I've noticed that post-2020, and the grand reopening of capitalism after it was closed for renovations for a year, we've been losing even more ground in our cities. In portland, we're fighting to keep "camping" (read: homeless people putting up tents because they have nowhere else to go) from being completely criminalized. Our police conduct intentionally cruel "sweeps" where they don't just disperse encampments but take and destroy the little belongings people have. Very blblical: "Whoever has will be given more, and they will have an abundance. Whoever does not have, even what they have will be taken from them."
And the more you think about this the more you start to notice it. Streets are for cars because cars are both a product of the machine and enable it to work efficiently. People only get little slivers of ground between all the land reserved for cars. You notice how weird it is that if you're walking the length of a city there's no places where you're allowed to just stop for the night without pay. No, really, think about that.
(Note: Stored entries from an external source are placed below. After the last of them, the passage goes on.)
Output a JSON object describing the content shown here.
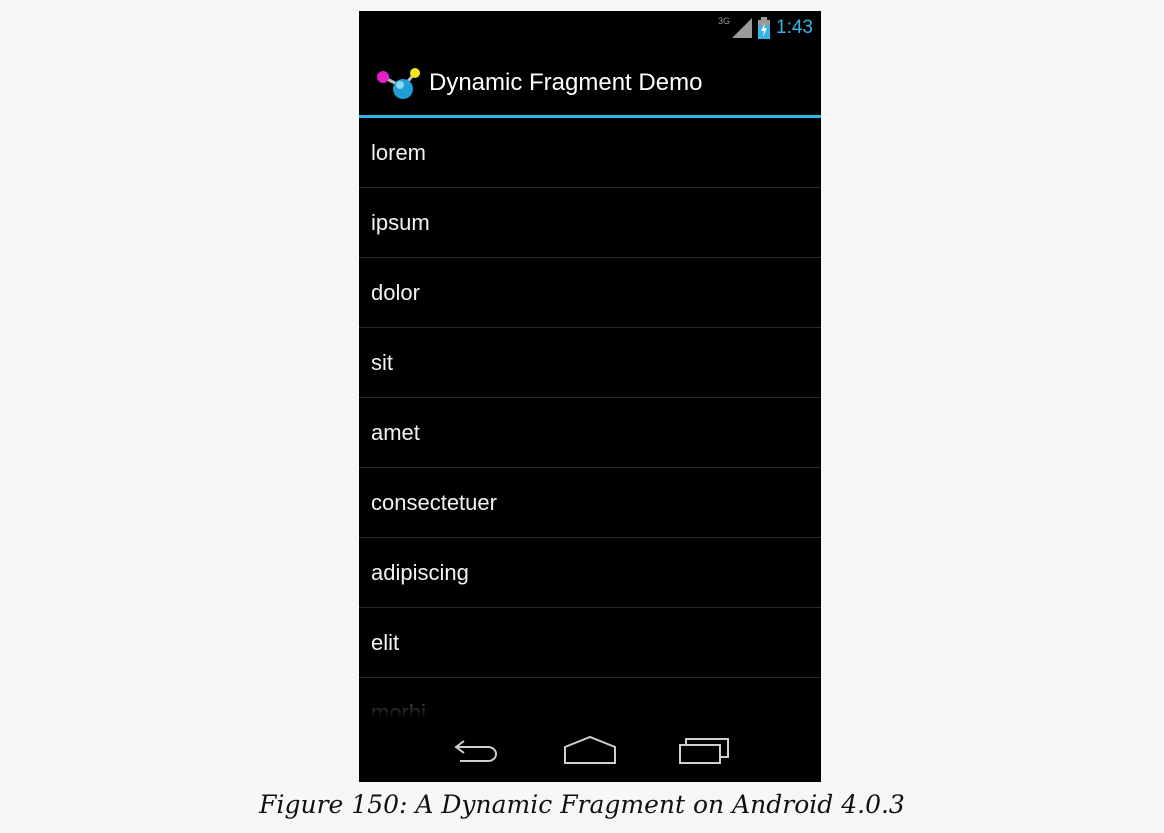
{
  "status_bar": {
    "network": "3G",
    "time": "1:43",
    "icons": [
      "signal-icon",
      "battery-charging-icon"
    ]
  },
  "action_bar": {
    "title": "Dynamic Fragment Demo",
    "icon": "app-icon"
  },
  "list": {
    "items": [
      "lorem",
      "ipsum",
      "dolor",
      "sit",
      "amet",
      "consectetuer",
      "adipiscing",
      "elit",
      "morbi"
    ]
  },
  "nav_bar": {
    "icons": [
      "back-icon",
      "home-icon",
      "recent-apps-icon"
    ]
  },
  "caption": "Figure 150: A Dynamic Fragment on Android 4.0.3",
  "colors": {
    "accent": "#33b5e5",
    "background": "#000000",
    "page": "#f7f7f7"
  }
}
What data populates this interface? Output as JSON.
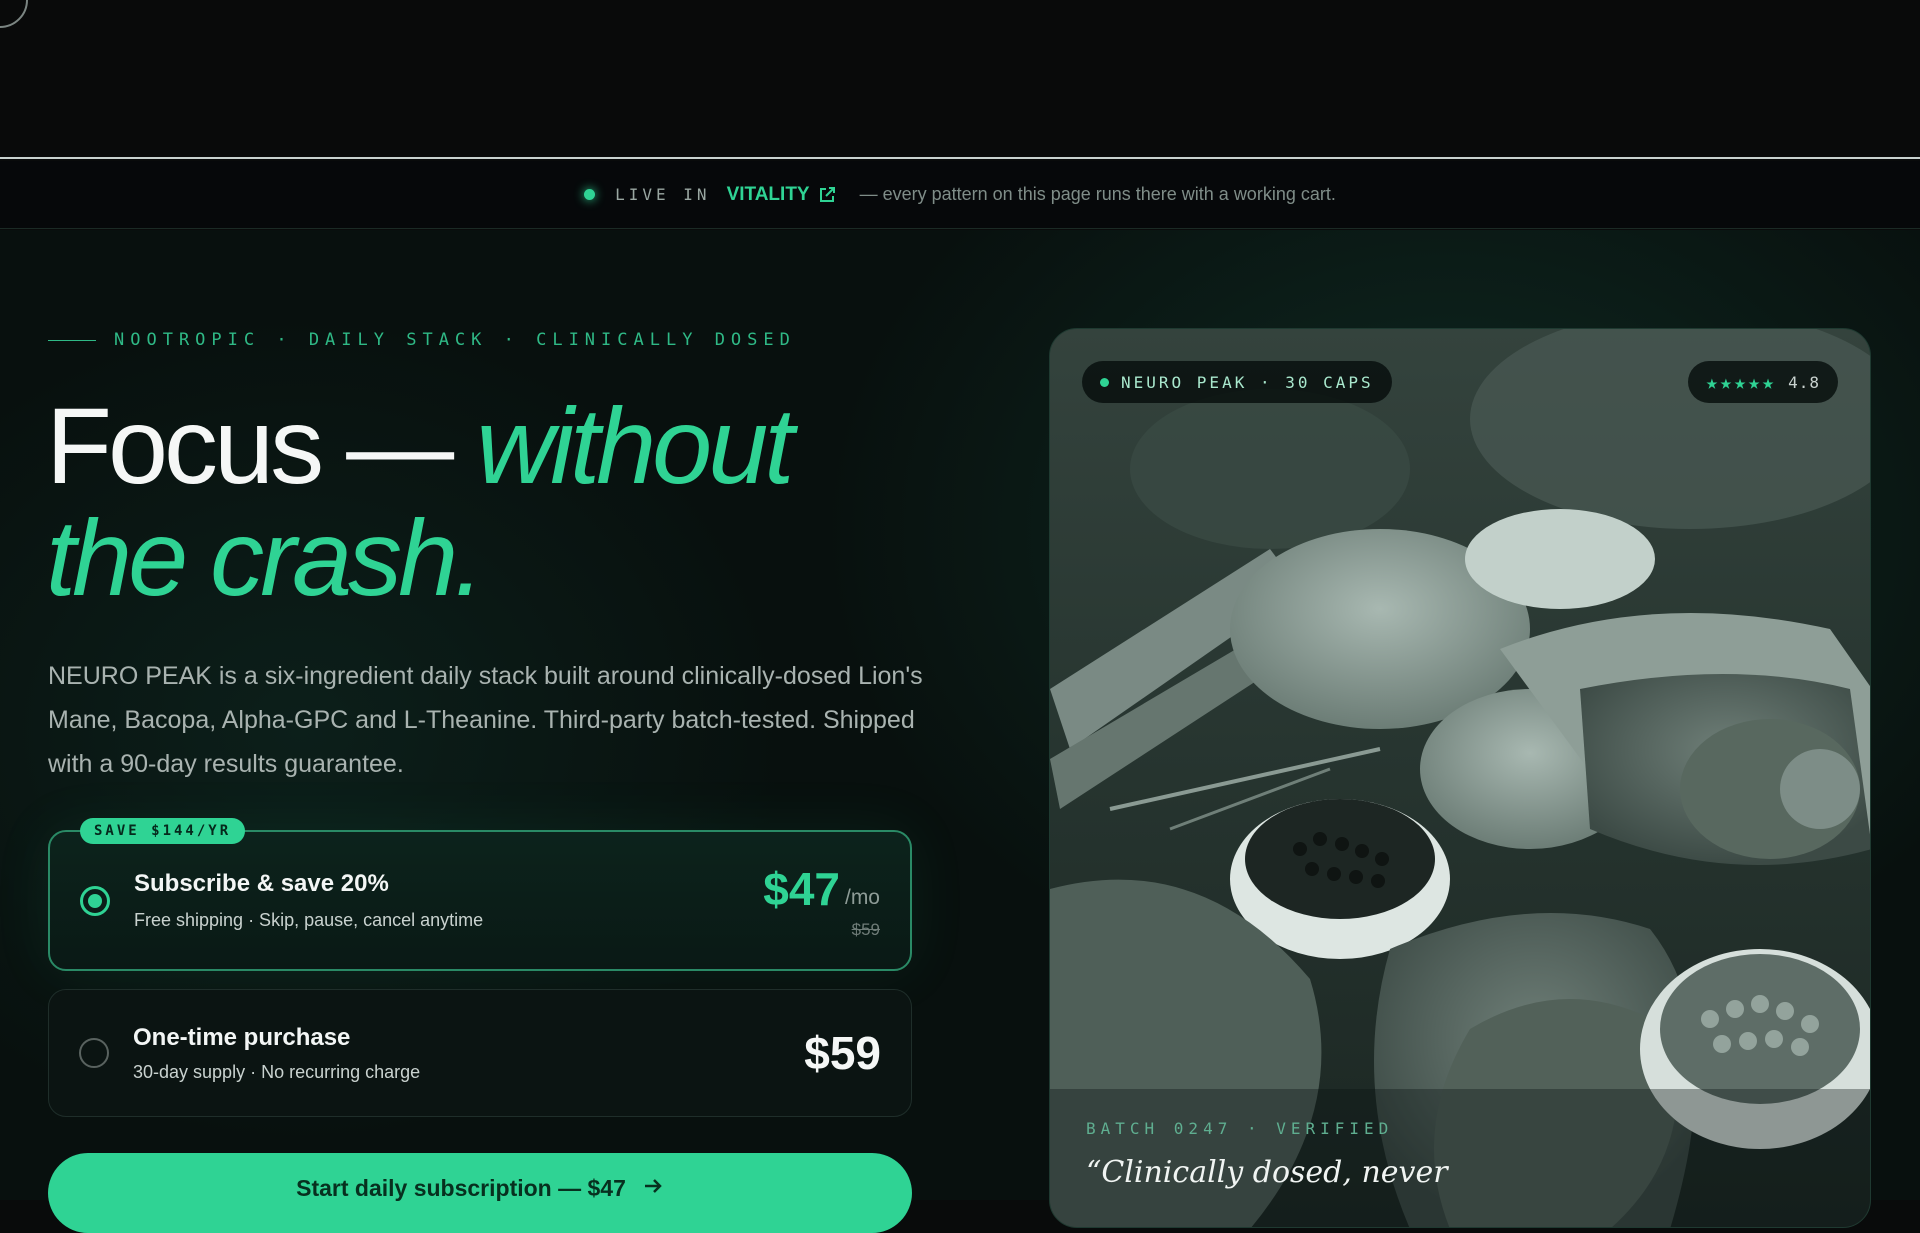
{
  "live_bar": {
    "live_in": "LIVE IN",
    "brand": "VITALITY",
    "tail": "— every pattern on this page runs there with a working cart."
  },
  "hero": {
    "eyebrow": "NOOTROPIC · DAILY STACK · CLINICALLY DOSED",
    "headline_plain": "Focus — ",
    "headline_accent_1": "without",
    "headline_accent_2": "the crash.",
    "lede": "NEURO PEAK is a six-ingredient daily stack built around clinically-dosed Lion's Mane, Bacopa, Alpha-GPC and L-Theanine. Third-party batch-tested. Shipped with a 90-day results guarantee."
  },
  "options": {
    "subscribe": {
      "badge": "SAVE $144/YR",
      "title": "Subscribe & save 20%",
      "subtitle": "Free shipping · Skip, pause, cancel anytime",
      "price": "$47",
      "per": "/mo",
      "strike": "$59",
      "selected": true
    },
    "one_time": {
      "title": "One-time purchase",
      "subtitle": "30-day supply · No recurring charge",
      "price": "$59",
      "selected": false
    }
  },
  "cta": {
    "label": "Start daily subscription — $47",
    "icon": "arrow-right-icon"
  },
  "product_card": {
    "tag": "NEURO PEAK · 30 CAPS",
    "rating": "4.8",
    "stars": "★★★★★",
    "batch": "BATCH 0247 · VERIFIED",
    "quote": "“Clinically dosed, never"
  },
  "colors": {
    "accent": "#2fd394",
    "background": "#090b0b"
  }
}
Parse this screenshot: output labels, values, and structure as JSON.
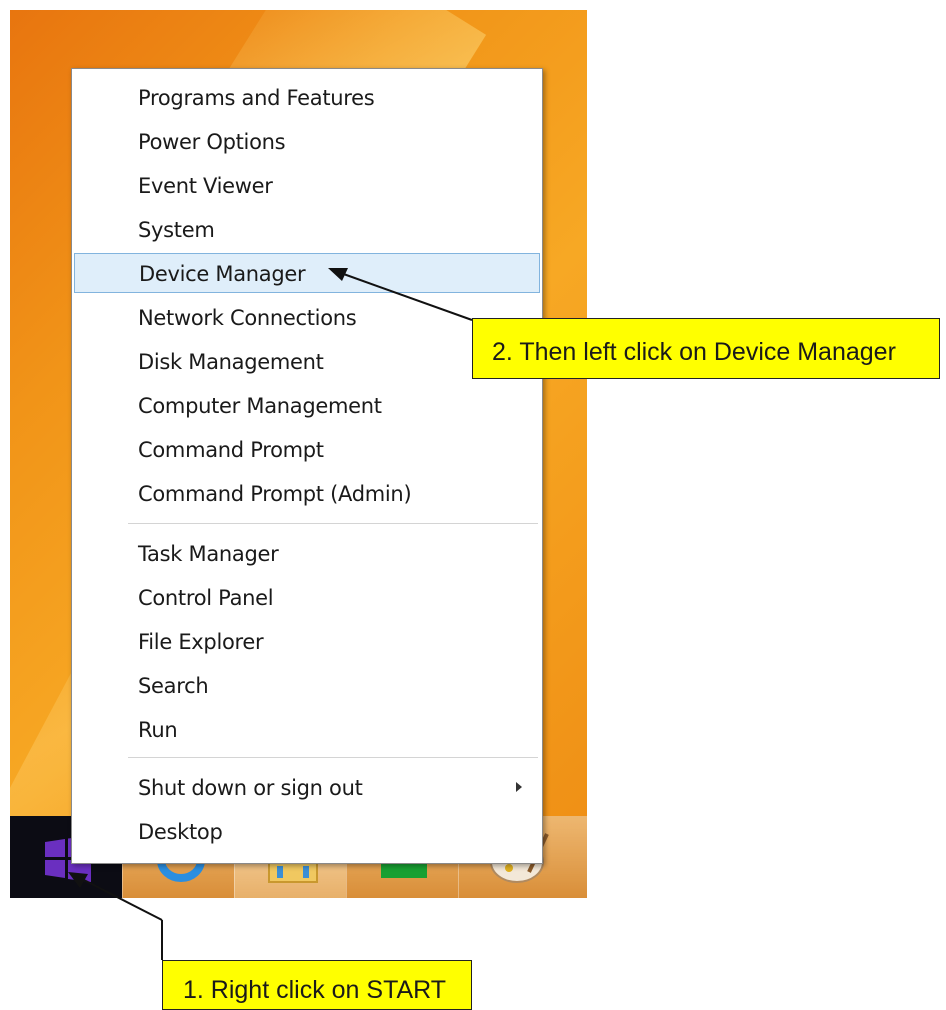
{
  "context_menu": {
    "items": [
      {
        "label": "Programs and Features"
      },
      {
        "label": "Power Options"
      },
      {
        "label": "Event Viewer"
      },
      {
        "label": "System"
      },
      {
        "label": "Device Manager",
        "highlighted": true
      },
      {
        "label": "Network Connections"
      },
      {
        "label": "Disk Management"
      },
      {
        "label": "Computer Management"
      },
      {
        "label": "Command Prompt"
      },
      {
        "label": "Command Prompt (Admin)"
      },
      {
        "label": "Task Manager"
      },
      {
        "label": "Control Panel"
      },
      {
        "label": "File Explorer"
      },
      {
        "label": "Search"
      },
      {
        "label": "Run"
      },
      {
        "label": "Shut down or sign out",
        "has_submenu": true
      },
      {
        "label": "Desktop"
      }
    ]
  },
  "taskbar": {
    "buttons": [
      {
        "icon": "windows-start-icon"
      },
      {
        "icon": "internet-explorer-icon"
      },
      {
        "icon": "file-explorer-icon"
      },
      {
        "icon": "windows-store-icon"
      },
      {
        "icon": "paint-icon"
      }
    ]
  },
  "callouts": {
    "step1": "1. Right click on START",
    "step2": "2. Then left click on Device Manager"
  },
  "colors": {
    "callout_bg": "#ffff00",
    "highlight_bg": "#dfeefa",
    "highlight_border": "#82b4de",
    "start_logo": "#6a2fc0"
  }
}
You can't legally exist in a city that has "anti-camping" ordinances after dark unless you're in motion.
That's part of what I mean when I say that our cities aren't for living in, they're hostile to living unless you are actively buying or producing. It feels like we have to scuttle between safe-zones like children playing some kind of tag except that we're trying to evade the attention of the state.
And I know this isn't an original observation but part of what I want to get at here is that being a pedestrian is *inherently* against the will of capital and state. To be a pedestrian is to occupy space as a person, not a worker, and you will feel all the ways that's discouraged.
I guess the closest thing I have to a conclusion is that even if you're not like me and use walking as your primary transportation, if you live in a city *try* to walk between errands that are a mile or two apart. Try to do as much as you can only by walking. Find out if your city actually wants you in it. Also, you might meet good cats and trees.